Where were the attributes? Where were the things you put together? How the heck did it make sense to have an aspect Really Strong, yet it only came into play on occasion? This is madness!

But I stuck with it. I read the books, I played with folks that got it (Hi, Jacob Poss!). I read responses from the gurus on this community (more than I care to name most of you know who you are!).

At first, it was a few bits here and there that came together that were just awesome. And then, at some point, something clicked. It came together. I got it. "Fiction, not physics" became more than a cute catchphrase meaning that fun was more important than realism. I stopped looking for more systems. The airplanes-as-stunts in Kriegszeppelin Valkyrie made sense. The importance of the Phase Trio clicked, and it wasn't just party cohesion.

When it all came together, I found a new way to play RPGs. A way that's pretty awesome, and not very much like the D&D I played when I was 10.

Now, don't get me wrong -I still like other ways of playing. I've got no problem with a good old fashioned dungeon crawl, or a set of tactical set piece encounters with some story/investigation bits between them. I've had a heck of a lot of fun over the years playing those games, and I'm sure I'll have more in the years to come. I want to run an X-COM game at some point, and it almost certainly won't be in Fate (GURPS and Savage Worlds are the frontrunners atm).

And that's what these posts are about -detailing my realizations, and throwing them out there to maybe help other people that are struggling to come to grips with the same things I came to grips with. So if I post something like, "Fate doesn't have a damage system," don't take that as the prophet on the mount making a proclamation. I'm not into the holy prophet thing, given that the fashion choices are terrible and the life expectancy is generally worse. Instead, take it as me going, "Holy shit! I just realized, this game doesn't have a damage system! It thinks about the results of combat in an almost totally different way! That's crazy cool!"
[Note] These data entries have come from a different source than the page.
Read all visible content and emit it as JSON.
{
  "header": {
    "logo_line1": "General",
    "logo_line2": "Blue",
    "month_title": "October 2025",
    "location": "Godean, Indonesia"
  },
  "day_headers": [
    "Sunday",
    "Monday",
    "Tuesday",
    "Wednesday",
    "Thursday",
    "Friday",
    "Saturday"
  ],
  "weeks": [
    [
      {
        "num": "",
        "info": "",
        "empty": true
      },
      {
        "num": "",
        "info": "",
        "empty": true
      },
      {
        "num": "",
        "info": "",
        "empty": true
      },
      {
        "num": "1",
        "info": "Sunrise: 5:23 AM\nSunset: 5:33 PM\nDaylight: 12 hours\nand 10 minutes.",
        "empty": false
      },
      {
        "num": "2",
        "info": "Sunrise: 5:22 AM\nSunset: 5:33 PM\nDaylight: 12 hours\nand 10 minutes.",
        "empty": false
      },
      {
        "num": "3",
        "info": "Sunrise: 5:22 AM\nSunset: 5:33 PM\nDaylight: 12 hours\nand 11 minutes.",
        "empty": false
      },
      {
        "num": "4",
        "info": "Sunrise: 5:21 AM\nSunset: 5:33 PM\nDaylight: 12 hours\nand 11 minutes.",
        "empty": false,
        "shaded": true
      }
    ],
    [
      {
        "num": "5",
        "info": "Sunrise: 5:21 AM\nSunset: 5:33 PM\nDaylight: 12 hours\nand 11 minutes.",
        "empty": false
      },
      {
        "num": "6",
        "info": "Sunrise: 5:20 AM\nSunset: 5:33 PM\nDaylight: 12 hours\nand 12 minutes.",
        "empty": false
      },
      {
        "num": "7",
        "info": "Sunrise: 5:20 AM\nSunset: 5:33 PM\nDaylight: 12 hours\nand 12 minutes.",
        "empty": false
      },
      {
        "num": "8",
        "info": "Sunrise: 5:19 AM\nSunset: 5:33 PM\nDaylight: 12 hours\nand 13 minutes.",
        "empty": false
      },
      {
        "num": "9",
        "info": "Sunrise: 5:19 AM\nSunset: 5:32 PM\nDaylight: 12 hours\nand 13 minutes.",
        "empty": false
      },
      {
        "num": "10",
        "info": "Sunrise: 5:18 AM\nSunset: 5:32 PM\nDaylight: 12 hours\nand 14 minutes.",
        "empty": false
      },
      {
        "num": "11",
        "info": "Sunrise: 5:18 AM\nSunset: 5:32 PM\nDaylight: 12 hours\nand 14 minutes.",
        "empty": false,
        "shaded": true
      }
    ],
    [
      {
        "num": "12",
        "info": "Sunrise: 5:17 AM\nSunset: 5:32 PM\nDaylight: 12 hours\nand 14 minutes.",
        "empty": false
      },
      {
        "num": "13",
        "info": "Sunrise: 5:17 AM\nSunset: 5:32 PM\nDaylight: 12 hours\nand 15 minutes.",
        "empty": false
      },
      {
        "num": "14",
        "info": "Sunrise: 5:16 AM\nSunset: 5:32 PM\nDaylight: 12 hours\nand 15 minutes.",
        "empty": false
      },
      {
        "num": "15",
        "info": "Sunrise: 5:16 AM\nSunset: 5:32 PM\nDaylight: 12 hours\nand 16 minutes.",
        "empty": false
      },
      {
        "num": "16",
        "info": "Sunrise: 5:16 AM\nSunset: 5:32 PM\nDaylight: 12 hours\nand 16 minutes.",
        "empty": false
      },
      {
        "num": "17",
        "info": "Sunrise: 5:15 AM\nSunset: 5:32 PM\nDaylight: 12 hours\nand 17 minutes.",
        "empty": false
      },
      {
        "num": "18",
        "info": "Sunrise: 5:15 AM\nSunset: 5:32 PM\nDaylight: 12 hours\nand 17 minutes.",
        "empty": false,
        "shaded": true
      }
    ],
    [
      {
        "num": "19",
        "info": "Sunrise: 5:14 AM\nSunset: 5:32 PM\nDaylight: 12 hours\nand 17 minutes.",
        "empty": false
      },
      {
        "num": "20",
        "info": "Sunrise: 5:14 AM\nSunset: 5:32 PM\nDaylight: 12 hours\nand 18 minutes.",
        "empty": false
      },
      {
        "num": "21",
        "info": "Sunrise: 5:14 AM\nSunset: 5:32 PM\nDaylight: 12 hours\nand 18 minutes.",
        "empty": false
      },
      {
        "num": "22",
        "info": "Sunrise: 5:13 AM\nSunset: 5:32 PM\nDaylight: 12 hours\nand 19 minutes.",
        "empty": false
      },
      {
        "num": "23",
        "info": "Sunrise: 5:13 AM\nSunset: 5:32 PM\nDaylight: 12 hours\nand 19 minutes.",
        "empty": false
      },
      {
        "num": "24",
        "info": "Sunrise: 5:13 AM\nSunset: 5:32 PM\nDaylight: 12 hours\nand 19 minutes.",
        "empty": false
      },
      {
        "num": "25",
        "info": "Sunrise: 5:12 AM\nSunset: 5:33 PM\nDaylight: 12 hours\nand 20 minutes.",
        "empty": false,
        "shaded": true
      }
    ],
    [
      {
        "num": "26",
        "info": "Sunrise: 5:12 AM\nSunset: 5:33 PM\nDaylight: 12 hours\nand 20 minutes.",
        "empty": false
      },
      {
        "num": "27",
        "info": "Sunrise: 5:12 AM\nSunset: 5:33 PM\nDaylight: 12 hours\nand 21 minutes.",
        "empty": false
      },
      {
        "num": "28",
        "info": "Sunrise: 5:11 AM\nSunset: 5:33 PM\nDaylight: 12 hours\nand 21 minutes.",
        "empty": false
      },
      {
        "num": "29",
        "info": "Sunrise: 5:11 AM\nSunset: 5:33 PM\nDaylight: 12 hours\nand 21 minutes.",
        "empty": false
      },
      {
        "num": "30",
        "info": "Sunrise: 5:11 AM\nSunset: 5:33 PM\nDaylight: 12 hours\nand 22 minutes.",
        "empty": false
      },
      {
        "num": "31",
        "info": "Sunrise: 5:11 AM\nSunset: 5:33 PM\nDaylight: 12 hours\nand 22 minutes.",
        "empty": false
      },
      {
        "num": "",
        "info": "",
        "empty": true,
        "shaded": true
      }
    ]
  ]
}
So that's what these posts are about. Trying to help others look at Fate with a bit of "beginner's mind," and seeing it through eyes not trained by years of gaming in other systems. It's about helping others to find the things that I find awesome in the system. It's not about telling people they're doing things "wrong" -there's no Fate Police ready to knock down doors, the last I checked. If you're having fun, as far as you're concerned, you're doing it right. It's about sharing the things that I've discovered about the system when I stopped trying to shove its square peg into a round hole.

And I'll say, doing that is tough. We've got a lot of things in traditional gaming that work, and make for awesome games. In a lot of cases, deviating from those slightly doesn't work, as those games tend to sit on "local maxima" -areas where the decisions made work together in a tight, interlocked way. But I think Fate sits on a very different local maximum than most games, and to find it you've gotta change a lot of assumptions, and be willing to approach it like it was the very first game you've played. I've found it to be worth it, and so I want to share what I've learned to help others find that same awesome.

And if you're interested, come on along for the journey. Share your insights with me, and I'll happily share mine with you. If not, hell, maybe we'll get together and play a game that sits in a different area, and have fun doing that.